We launched EchoSign in 2005 as the first true web-based eSignature solution. DocuSign was already a strong brand in a very tiny market, but at the time, it was a Windows-based printer driver. Similar vision, different starting point.
There were other vendors in the market, but they weren’t cloud-based, or not truly SaaS. There are others today that also aren’t truly SaaS, or have an eSignature component (e.g. Conga, RocketLawyer, etc.) but aren’t a pure play.
I’m going to limit this analysis to pure-play SaaS vendors. There aren’t that many of scale so that helps.
In 2006, the actual market — not the TAM, or the theoretical market, or whatever, but the actual market, the money customers actually spent — was One Million Dollars. They was the approximate revenue of the 2 market leaders and the other pure plays in the market. And our best guess back them of TAM was around $300m-$500m. But actual revenues in 2006 weren’t even 1% of that TAM.
Today, a full 12 years later, the market is one billion in actual, real revenue. Of course, TAM is always greater than current revenues. So let’s assume TAM today is $10 billion (i.e., 10% penetration). And note even the TAM is 20x what we thought it would be in 2006.
Wow, that is a lot of change 🙂 From a $1m actual market — not barely big enough to pay any salaries — to a $1b market today.
What are some of the learnings here from helping create a market:
- First, we didn’t really know until about 6 years in. It’s OK if you can only mostly see it early on. Around 2010, the market got big enough ($30m in actual revenues) that it was organically doubling each year. Only then could you feel it — that it not just could be big, but that it would be big. But even then, the top vendors didn’t know it would be this big. From $30m in 2010 to $1000m in 2018 is a lot of growth. We knew, but we didn’t fully know. Probably not until $100m in total revenues in the category, or Year 6–7 so.
- It compounds. This goes back to the first SaaStr post ever, but it can be hard to feel it. But $30m in 2010 doubles to $60m in 2011, to $120m in 2012, $240m in 2014, $480m in 2015, etc. In fact, the market didn’t even have to really even double each year to reach $1 billion in real, realized revenues in 2018. Doubling each year? Hard, yes. But hardly impossible.
- Vendors change markets, and can make them much larger.
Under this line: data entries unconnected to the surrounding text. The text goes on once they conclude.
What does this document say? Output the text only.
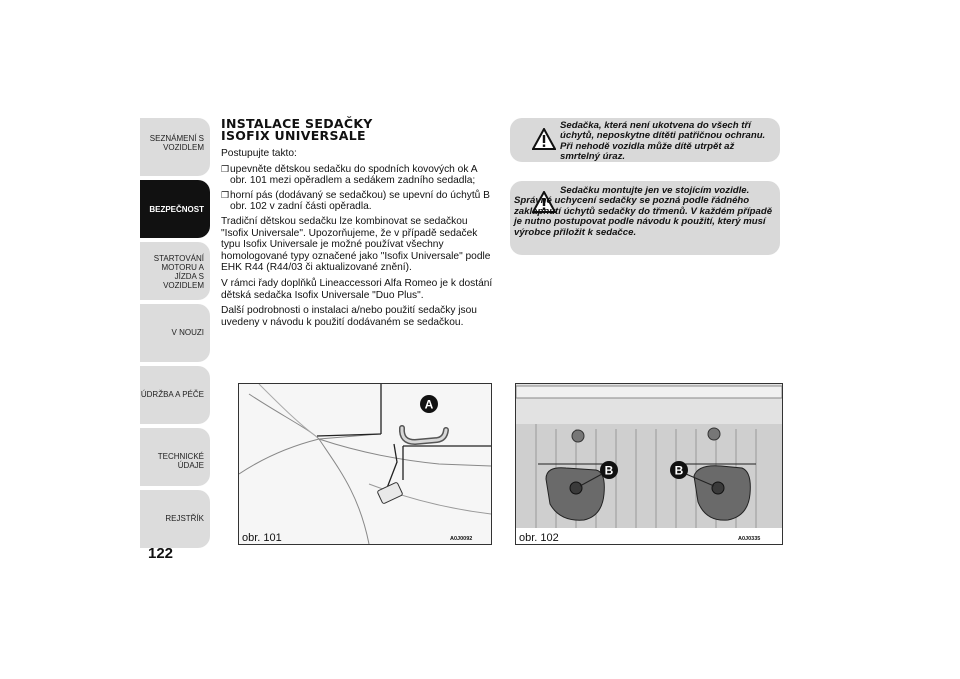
SEZNÁMENÍ S VOZIDLEM
BEZPEČNOST
STARTOVÁNÍ MOTORU A JÍZDA S VOZIDLEM
V NOUZI
ÚDRŽBA A PÉČE
TECHNICKÉ ÚDAJE
REJSTŘÍK
122
INSTALACE SEDAČKY
ISOFIX UNIVERSALE

Postupujte takto:

❒ upevněte dětskou sedačku do spodních kovových ok A obr. 101 mezi opěradlem a sedákem zadního sedadla;
❒ horní pás (dodávaný se sedačkou) se upevní do úchytů B obr. 102 v zadní části opěradla.

Tradiční dětskou sedačku lze kombinovat se sedačkou "Isofix Universale". Upozorňujeme, že v případě sedaček typu Isofix Universale je možné používat všechny homologované typy označené jako "Isofix Universale" podle EHK R44 (R44/03 či aktualizované znění).

V rámci řady doplňků Lineaccessori Alfa Romeo je k dostání dětská sedačka Isofix Universale "Duo Plus".

Další podrobnosti o instalaci a/nebo použití sedačky jsou uvedeny v návodu k použití dodávaném se sedačkou.

Sedačka, která není ukotvena do všech tří úchytů, neposkytne dítěti patřičnou ochranu. Při nehodě vozidla může dítě utrpět až smrtelný úraz.
Sedačku montujte jen ve stojícím vozidle. Správné uchycení sedačky se pozná podle řádného zaklapnutí úchytů sedačky do třmenů. V každém případě je nutno postupovat podle návodu k použití, který musí výrobce přiložit k sedačce.
A
obr. 101	A0J0092
B	B
obr. 102	A0J0335
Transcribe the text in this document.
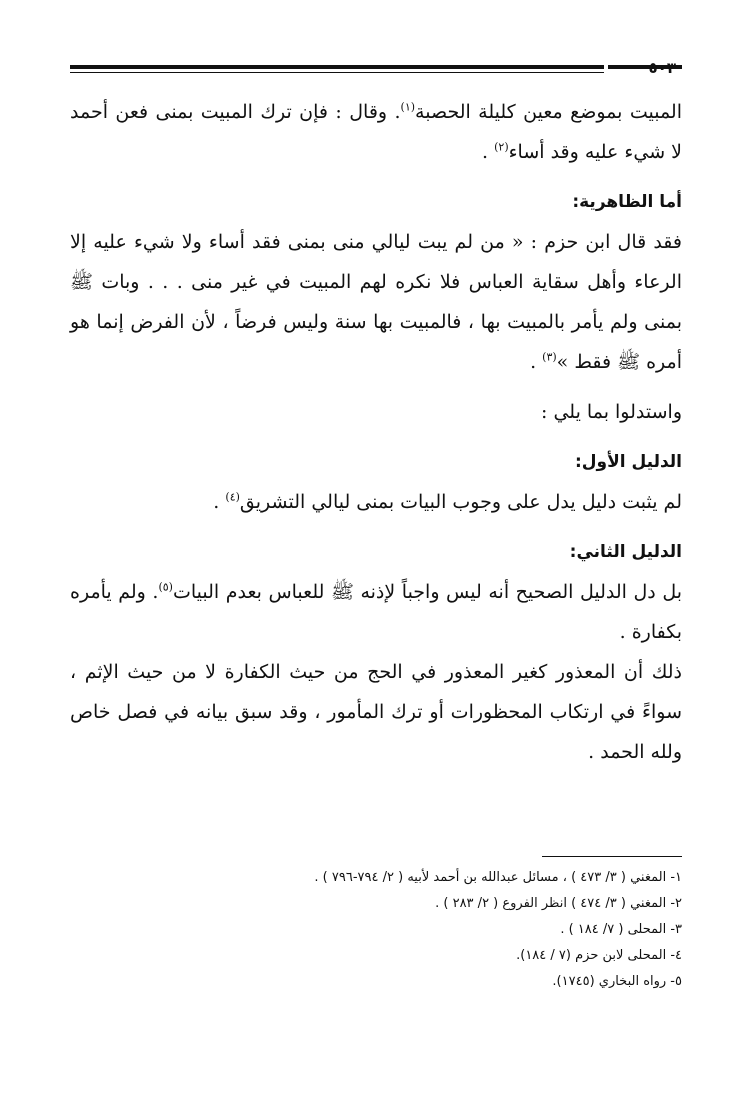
٥٠٣

المبيت بموضع معين كليلة الحصبة$^{(١)}$. وقال : فإن ترك المبيت بمنى فعن أحمد لا شيء عليه وقد أساء$^{(٢)}$ .

أما الظاهرية:

فقد قال ابن حزم : « من لم يبت ليالي منى بمنى فقد أساء ولا شيء عليه إلا الرعاء وأهل سقاية العباس فلا نكره لهم المبيت في غير منى . . . وبات ﷺ بمنى ولم يأمر بالمبيت بها ، فالمبيت بها سنة وليس فرضاً ، لأن الفرض إنما هو أمره ﷺ فقط »$^{(٣)}$ .

واستدلوا بما يلي :

الدليل الأول:

لم يثبت دليل يدل على وجوب البيات بمنى ليالي التشريق$^{(٤)}$ .

الدليل الثاني:

بل دل الدليل الصحيح أنه ليس واجباً لإذنه ﷺ للعباس بعدم البيات$^{(٥)}$. ولم يأمره بكفارة .

ذلك أن المعذور كغير المعذور في الحج من حيث الكفارة لا من حيث الإثم ، سواءً في ارتكاب المحظورات أو ترك المأمور ، وقد سبق بيانه في فصل خاص ولله الحمد .

١- المغني ( ٣/ ٤٧٣ ) ، مسائل عبدالله بن أحمد لأبيه ( ٢/ ٧٩٤-٧٩٦ ) .

٢- المغني ( ٣/ ٤٧٤ ) انظر الفروع ( ٢/ ٢٨٣ ) .

٣- المحلى ( ٧/ ١٨٤ ) .

٤- المحلى لابن حزم (٧ / ١٨٤).

٥- رواه البخاري (١٧٤٥).
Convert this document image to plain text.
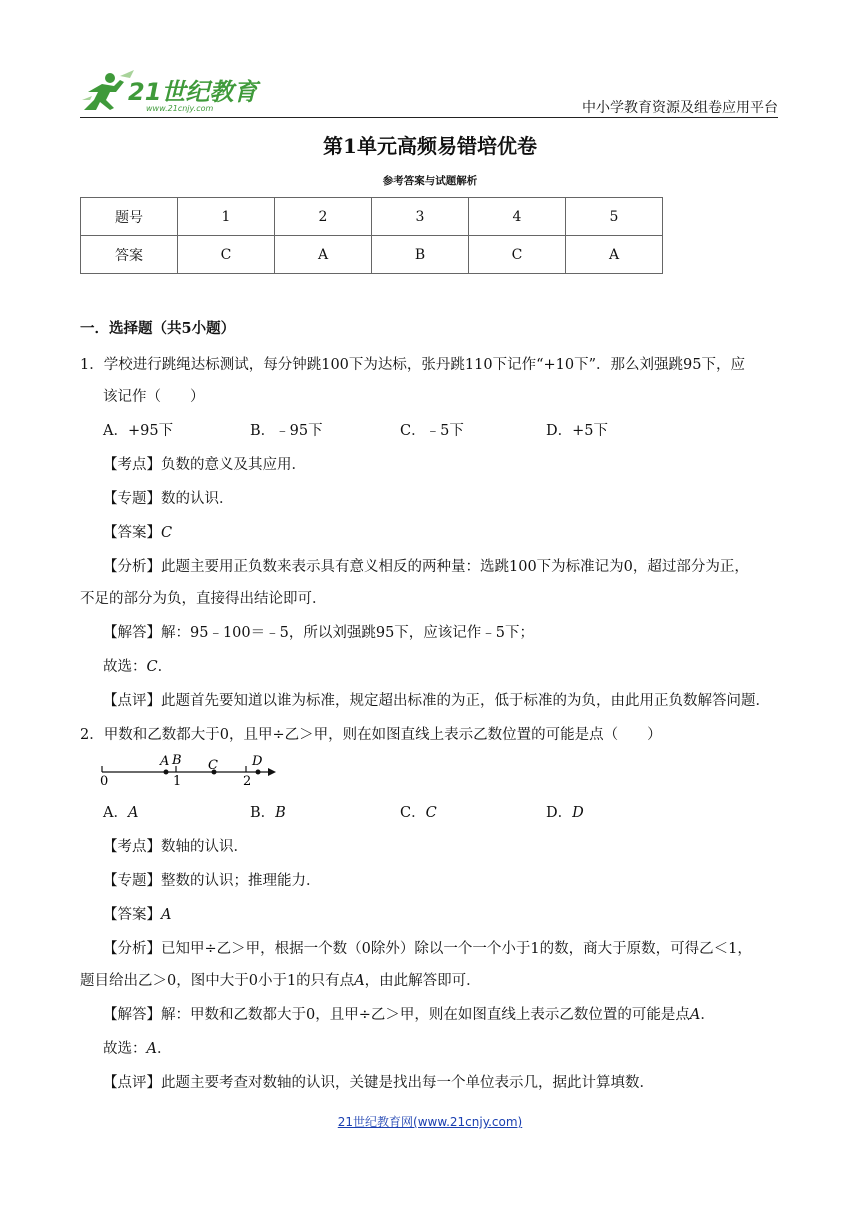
21世纪教育
www.21cnjy.com	中小学教育资源及组卷应用平台
第1单元高频易错培优卷
参考答案与试题解析
题号	1	2	3	4	5
答案	C	A	B	C	A
一．选择题（共5小题）
1．学校进行跳绳达标测试，每分钟跳100下为达标，张丹跳110下记作“+10下”．那么刘强跳95下，应
该记作（　　）
A．+95下	B．﹣95下	C．﹣5下	D．+5下
【考点】负数的意义及其应用．
【专题】数的认识．
【答案】C
【分析】此题主要用正负数来表示具有意义相反的两种量：选跳100下为标准记为0，超过部分为正，
不足的部分为负，直接得出结论即可．
【解答】解：95﹣100＝﹣5，所以刘强跳95下，应该记作﹣5下；
故选：C．
【点评】此题首先要知道以谁为标准，规定超出标准的为正，低于标准的为负，由此用正负数解答问题．
2．甲数和乙数都大于0，且甲÷乙＞甲，则在如图直线上表示乙数位置的可能是点（　　）
0	1	2
A B C	D
A．A	B．B	C．C	D．D
【考点】数轴的认识．
【专题】整数的认识；推理能力．
【答案】A
【分析】已知甲÷乙＞甲，根据一个数（0除外）除以一个一个小于1的数，商大于原数，可得乙＜1，
题目给出乙＞0，图中大于0小于1的只有点A，由此解答即可．
【解答】解：甲数和乙数都大于0，且甲÷乙＞甲，则在如图直线上表示乙数位置的可能是点A．
故选：A．
【点评】此题主要考查对数轴的认识，关键是找出每一个单位表示几，据此计算填数．
21世纪教育网(www.21cnjy.com)
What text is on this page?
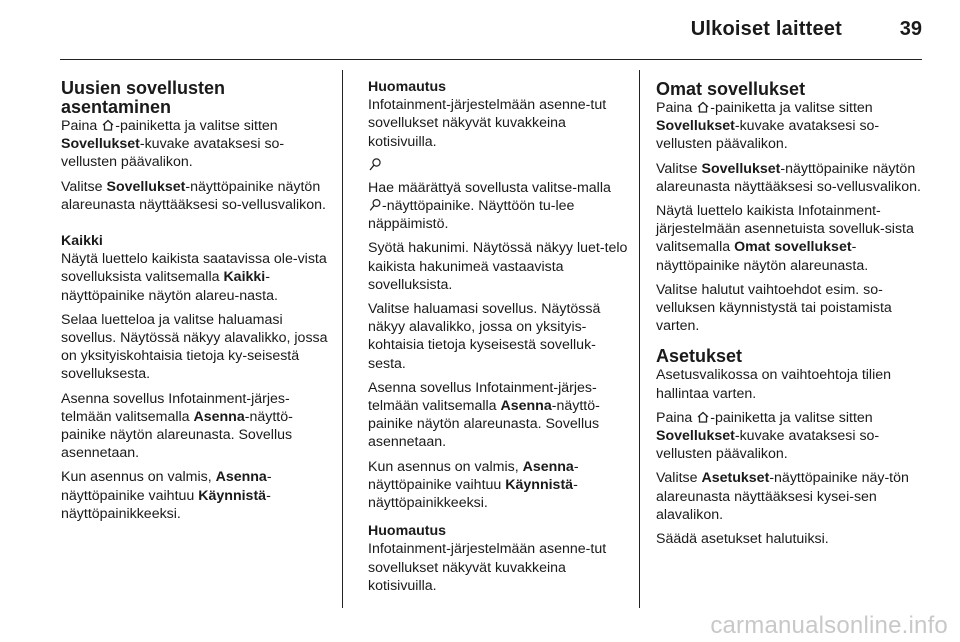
Ulkoiset laitteet	39
Uusien sovellusten asentaminen

Paina -painiketta ja valitse sitten Sovellukset-kuvake avataksesi so-vellusten päävalikon.

Valitse Sovellukset-näyttöpainike näytön alareunasta näyttääksesi so-vellusvalikon.

Kaikki

Näytä luettelo kaikista saatavissa ole-vista sovelluksista valitsemalla Kaikki-näyttöpainike näytön alareu-nasta.

Selaa luetteloa ja valitse haluamasi sovellus. Näytössä näkyy alavalikko, jossa on yksityiskohtaisia tietoja ky-seisestä sovelluksesta.

Asenna sovellus Infotainment-järjes-telmään valitsemalla Asenna-näyttö-painike näytön alareunasta. Sovellus asennetaan.

Kun asennus on valmis, Asenna-näyttöpainike vaihtuu Käynnistä-näyttöpainikkeeksi.

Huomautus
Infotainment-järjestelmään asenne-tut sovellukset näkyvät kuvakkeina kotisivuilla.

Hae määrättyä sovellusta valitse-malla -näyttöpainike. Näyttöön tu-lee näppäimistö.

Syötä hakunimi. Näytössä näkyy luet-telo kaikista hakunimeä vastaavista sovelluksista.

Valitse haluamasi sovellus. Näytössä näkyy alavalikko, jossa on yksityis-kohtaisia tietoja kyseisestä sovelluk-sesta.

Asenna sovellus Infotainment-järjes-telmään valitsemalla Asenna-näyttö-painike näytön alareunasta. Sovellus asennetaan.

Kun asennus on valmis, Asenna-näyttöpainike vaihtuu Käynnistä-näyttöpainikkeeksi.

Huomautus
Infotainment-järjestelmään asenne-tut sovellukset näkyvät kuvakkeina kotisivuilla.
Omat sovellukset

Paina -painiketta ja valitse sitten Sovellukset-kuvake avataksesi so-vellusten päävalikon.

Valitse Sovellukset-näyttöpainike näytön alareunasta näyttääksesi so-vellusvalikon.

Näytä luettelo kaikista Infotainment-järjestelmään asennetuista sovelluk-sista valitsemalla Omat sovellukset-näyttöpainike näytön alareunasta.

Valitse halutut vaihtoehdot esim. so-velluksen käynnistystä tai poistamista varten.

Asetukset

Asetusvalikossa on vaihtoehtoja tilien hallintaa varten.

Paina -painiketta ja valitse sitten Sovellukset-kuvake avataksesi so-vellusten päävalikon.

Valitse Asetukset-näyttöpainike näy-tön alareunasta näyttääksesi kysei-sen alavalikon.

Säädä asetukset halutuiksi.

carmanualsonline.info
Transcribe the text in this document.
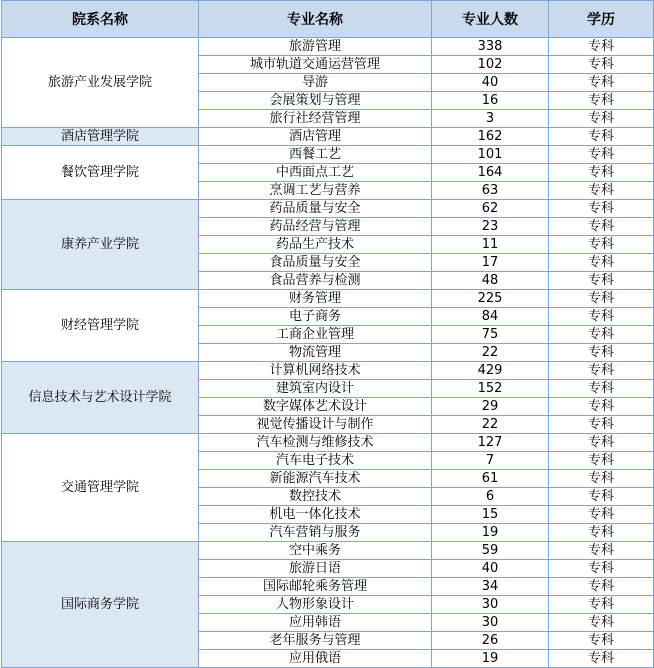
院系名称	专业名称	专业人数	学历
旅游产业发展学院	旅游管理	338	专科
	城市轨道交通运营管理	102	专科
	导游	40	专科
	会展策划与管理	16	专科
	旅行社经营管理	3	专科
酒店管理学院	酒店管理	162	专科
餐饮管理学院	西餐工艺	101	专科
	中西面点工艺	164	专科
	烹调工艺与营养	63	专科
康养产业学院	药品质量与安全	62	专科
	药品经营与管理	23	专科
	药品生产技术	11	专科
	食品质量与安全	17	专科
	食品营养与检测	48	专科
财经管理学院	财务管理	225	专科
	电子商务	84	专科
	工商企业管理	75	专科
	物流管理	22	专科
信息技术与艺术设计学院	计算机网络技术	429	专科
	建筑室内设计	152	专科
	数字媒体艺术设计	29	专科
	视觉传播设计与制作	22	专科
交通管理学院	汽车检测与维修技术	127	专科
	汽车电子技术	7	专科
	新能源汽车技术	61	专科
	数控技术	6	专科
	机电一体化技术	15	专科
	汽车营销与服务	19	专科
国际商务学院	空中乘务	59	专科
	旅游日语	40	专科
	国际邮轮乘务管理	34	专科
	人物形象设计	30	专科
	应用韩语	30	专科
	老年服务与管理	26	专科
	应用俄语	19	专科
Our original comparables were eFax and similar simple document services. But the eSignature leaders quickly realized you could go upmarket from there, and actually radically improve core business processes. That let us grow deal sizes to $100k, then $500k, then $1m, and then beyond. You probably can do the same if you change a category and add dramatically more value to it.
- Top brands endure, and build on themselves. If you have super-high NPS (the top vendors have 50+), net negative dollar churn, and a strong market position — you can scale for decades. Maybe don’t sell at $10m with 50 NPS and 100% YoY growth. Because just think of what that will be in a few years.
- Go long once you get to $10m ARR in a new market. $10m in an old market may be immaterial. But in a new market, that truly is special. If you can find a way to get $10m where there was $0 budget before … of course you can get to $100m.
- In a new category, people will tell you are stupid when you start, and even for quite a while. One of the toughest parts of eSignatures in the early days was that many folks who weren’t customers didn’t get how valuable the products were. A Unicorn CEO looked at me at a dinner and said — and we were already at $8m ARR at this point — “I can’t imagine why anyone would pay for your product”. Yeah, it hurt, even then. And in the earlier days, the doubters were endless. This comes with a new category. Bring a thick skin with you.
Compounding in SaaS is magical. It just may take a decade or so in a new category to really reap the benefits.
Go long. And plan for a rougher start in a new category. But later — you may reap the most benefits of all.